The Senate passed a bill Thursday that would give commercial space launchers more time to get licenses from the Department of Transportation and obtain insurance assistance.

Rep. Lamar Smith (R-Texas) introduced H.R. 3547, the Space Launch Liability Indemnification Extension Act, which extends through Dec. 31, 2014, the application deadline for licenses with respect to the Department of Transportation's (DOT) requirement to pay third-party claims in excess of a commercial space launcher's insurance coverage.


The bill extends the current liability scheme for commercial space launch companies, which many see as a needed step to keep these companies competitive. Under current rules, companies buy insurance to cover up to $500 million of damages to third parties due to failed space launches.

The government pays anything above that amount, up to $2.7 billion, a level that rises with inflation.

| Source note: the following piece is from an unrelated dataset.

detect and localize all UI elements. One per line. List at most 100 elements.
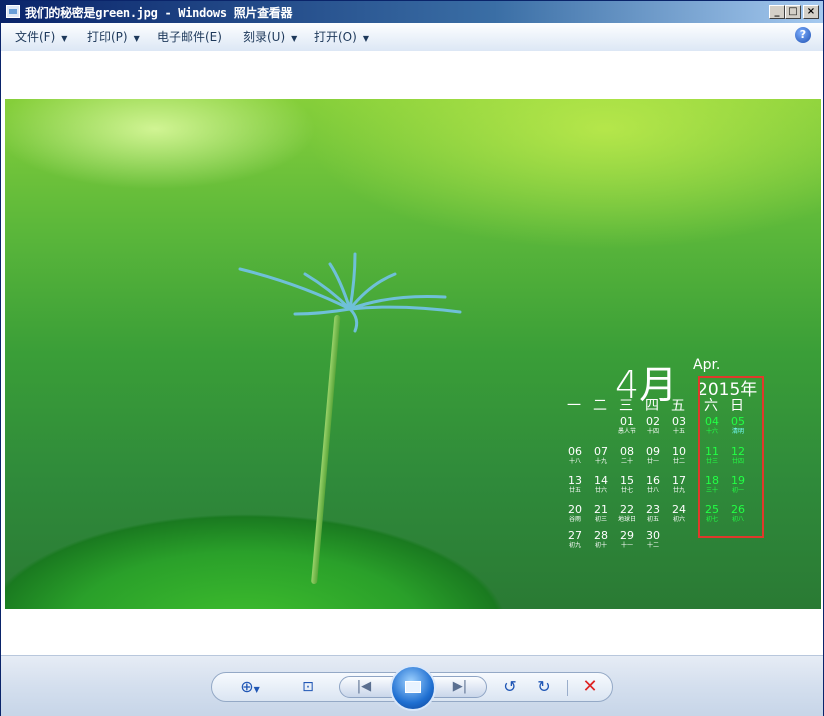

After that, the company is on the hook for any damages over $2.7 billion.

The House passed the bill earlier this month in a 376-5 vote. Sen. Bill NelsonClarence (Bill) William NelsonEquilibrium/Sustainability — Presented by The American Petroleum Institute — Climate change turning US into coffee country Elon Musk mocks Biden for ignoring his company's historic space flight How will Biden's Afghanistan debacle impact NASA's Artemis return to the moon? MORE (D-Fla.) added an amendment, meaning the bill will head back to the House before being signed into law by President Obama.

The Senate passed the bill through a unanimous consent agreement that was requested by Nelson, a former astronaut.